The story here concerns Tam (Ha Vi), and her struggles against her duplicitous stepsister Cam (Ninh Duong Lan Ngoc) and sinister stepmother Di ghe (Veronica Ngo, also directing), as they attempt to separate her from the noble prince whose heart she has captured. At first identical to Cinderella (the two likely share the same ancient root, in the Greek tale of Rhodopis), the story quickly departs on several tangents involving reincarnation and supernatural villainy, leaving that familiar story far behind. The twisting thrill-ride that results is a good reminder of the importance of checking expectations and approaching each filmic context with fresh eyes, even when a movie seems to be sticking close to a well-established formula.
One example is the disorienting way Tam Cam mixes humor into otherwise stiffly serious costume drama, in a way that often makes it seem like it’s parodying itself. It isn’t, yet the apparent camp of these moments, paired with certain characters coded in a way that to might seem to indicate homosexuality to American audiences, creates a false sense of security that requires a little work to be bypassed. Conversely, there are large swaths of the movie whose effect is just as dull and tired as they seem, although that effect might not be the same for Vietnamese audiences, watching stupendous special effects transposed onto an indigenous legend for the first time. The ending, in which a scorpion man fights an ape man for what seems like 15 minutes, would likely play as flat either way, collapsing into the chaotic mishmash of green-screened incoherence well known to anyone who’s seen a Marvel movie.
It’s this kind of deadening beat-em-up pummeling that punctures the illusion of seeing something new. The experience is therefore a mixed one, those accents of novelty and ingenuity ultimately flattened by the same rote action and crude moralizing on display everywhere else. Clear-cut distinctions of good and evil are confirmed across speaker-rattling battle scenes, individuality ironed out by the dictates of filmmaking by software. The original fairy tale, by comparison, ends with the beyond-Brothers-Grimm-style touch of the stepmother eating her daughter’s corpse boiled into a fish-sauce like paste, then dying of shock upon discovering her skull at the bottom of the jar. Such a dark finish would make for a wicked grace note, yet it’s of course elided in place of a romantic conclusion that’s more concerned with uplift than dramatic consequences.
None of these negatives cut deep enough to fully invalidate the film’s viability as a diverting viewing experience, especially considering the inherently low buy-in cost of streaming.

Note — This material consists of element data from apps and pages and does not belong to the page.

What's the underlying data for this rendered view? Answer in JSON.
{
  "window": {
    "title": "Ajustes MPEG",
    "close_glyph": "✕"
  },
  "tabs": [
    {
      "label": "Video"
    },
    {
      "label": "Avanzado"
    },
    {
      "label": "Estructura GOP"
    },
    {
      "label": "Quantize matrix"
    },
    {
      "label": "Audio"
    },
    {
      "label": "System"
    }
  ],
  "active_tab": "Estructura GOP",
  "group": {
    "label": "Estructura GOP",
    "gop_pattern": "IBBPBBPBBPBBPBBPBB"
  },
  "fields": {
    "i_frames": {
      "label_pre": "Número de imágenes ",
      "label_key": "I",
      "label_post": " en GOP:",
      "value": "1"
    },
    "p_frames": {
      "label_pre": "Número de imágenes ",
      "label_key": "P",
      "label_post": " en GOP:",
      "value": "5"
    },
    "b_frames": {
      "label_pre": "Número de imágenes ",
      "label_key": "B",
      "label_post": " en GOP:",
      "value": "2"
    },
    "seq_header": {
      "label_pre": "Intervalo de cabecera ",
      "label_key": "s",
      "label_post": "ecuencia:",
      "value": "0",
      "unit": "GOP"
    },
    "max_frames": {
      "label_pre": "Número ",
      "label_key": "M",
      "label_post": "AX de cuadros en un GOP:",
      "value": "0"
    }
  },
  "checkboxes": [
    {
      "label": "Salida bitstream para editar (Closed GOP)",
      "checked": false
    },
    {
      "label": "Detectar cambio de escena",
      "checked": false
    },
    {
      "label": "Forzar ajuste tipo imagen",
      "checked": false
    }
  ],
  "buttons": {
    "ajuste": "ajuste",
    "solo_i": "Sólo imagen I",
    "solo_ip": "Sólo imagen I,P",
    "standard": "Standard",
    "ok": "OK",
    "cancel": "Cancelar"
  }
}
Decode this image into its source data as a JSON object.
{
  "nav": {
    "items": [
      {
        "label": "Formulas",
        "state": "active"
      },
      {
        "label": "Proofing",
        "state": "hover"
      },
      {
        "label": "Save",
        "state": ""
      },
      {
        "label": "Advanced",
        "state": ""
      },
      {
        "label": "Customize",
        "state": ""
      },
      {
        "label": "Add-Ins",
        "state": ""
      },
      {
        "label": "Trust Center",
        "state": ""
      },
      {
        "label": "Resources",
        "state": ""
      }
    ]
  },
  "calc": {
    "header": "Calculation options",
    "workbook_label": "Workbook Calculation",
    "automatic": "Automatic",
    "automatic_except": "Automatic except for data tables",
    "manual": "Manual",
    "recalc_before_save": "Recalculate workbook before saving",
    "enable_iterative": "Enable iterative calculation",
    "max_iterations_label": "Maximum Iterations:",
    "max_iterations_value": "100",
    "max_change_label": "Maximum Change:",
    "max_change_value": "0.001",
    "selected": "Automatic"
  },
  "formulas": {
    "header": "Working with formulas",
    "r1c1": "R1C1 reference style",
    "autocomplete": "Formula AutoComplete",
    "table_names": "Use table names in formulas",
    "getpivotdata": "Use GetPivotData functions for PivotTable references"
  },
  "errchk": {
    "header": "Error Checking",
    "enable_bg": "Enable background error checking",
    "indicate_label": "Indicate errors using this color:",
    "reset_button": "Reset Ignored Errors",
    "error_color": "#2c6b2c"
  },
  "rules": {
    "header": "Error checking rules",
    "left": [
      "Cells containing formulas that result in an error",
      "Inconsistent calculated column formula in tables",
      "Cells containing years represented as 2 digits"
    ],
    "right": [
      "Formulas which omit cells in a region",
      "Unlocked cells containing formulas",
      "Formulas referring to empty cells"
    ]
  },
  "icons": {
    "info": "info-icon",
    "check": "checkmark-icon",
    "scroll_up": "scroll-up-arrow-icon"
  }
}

At minimum, Tam Cam is worth watching as part of a continuing survey on how the disease of the mainstream Hollywood blockbuster is spreading across the globe, particularly when cross-bred with the specific eccentricity of Chinese wire-fu. Despite this spreading pall of sameness, dazzling divergences still exist, and even the leaching away of regional differences at least leaves some fascinating residue. A snapshot from one of countless burgeoning local industries, Tam Cam serves as a reminder of how interconnected global cinema has become, disparate locations pulled ever closer together, the world growing smaller every day.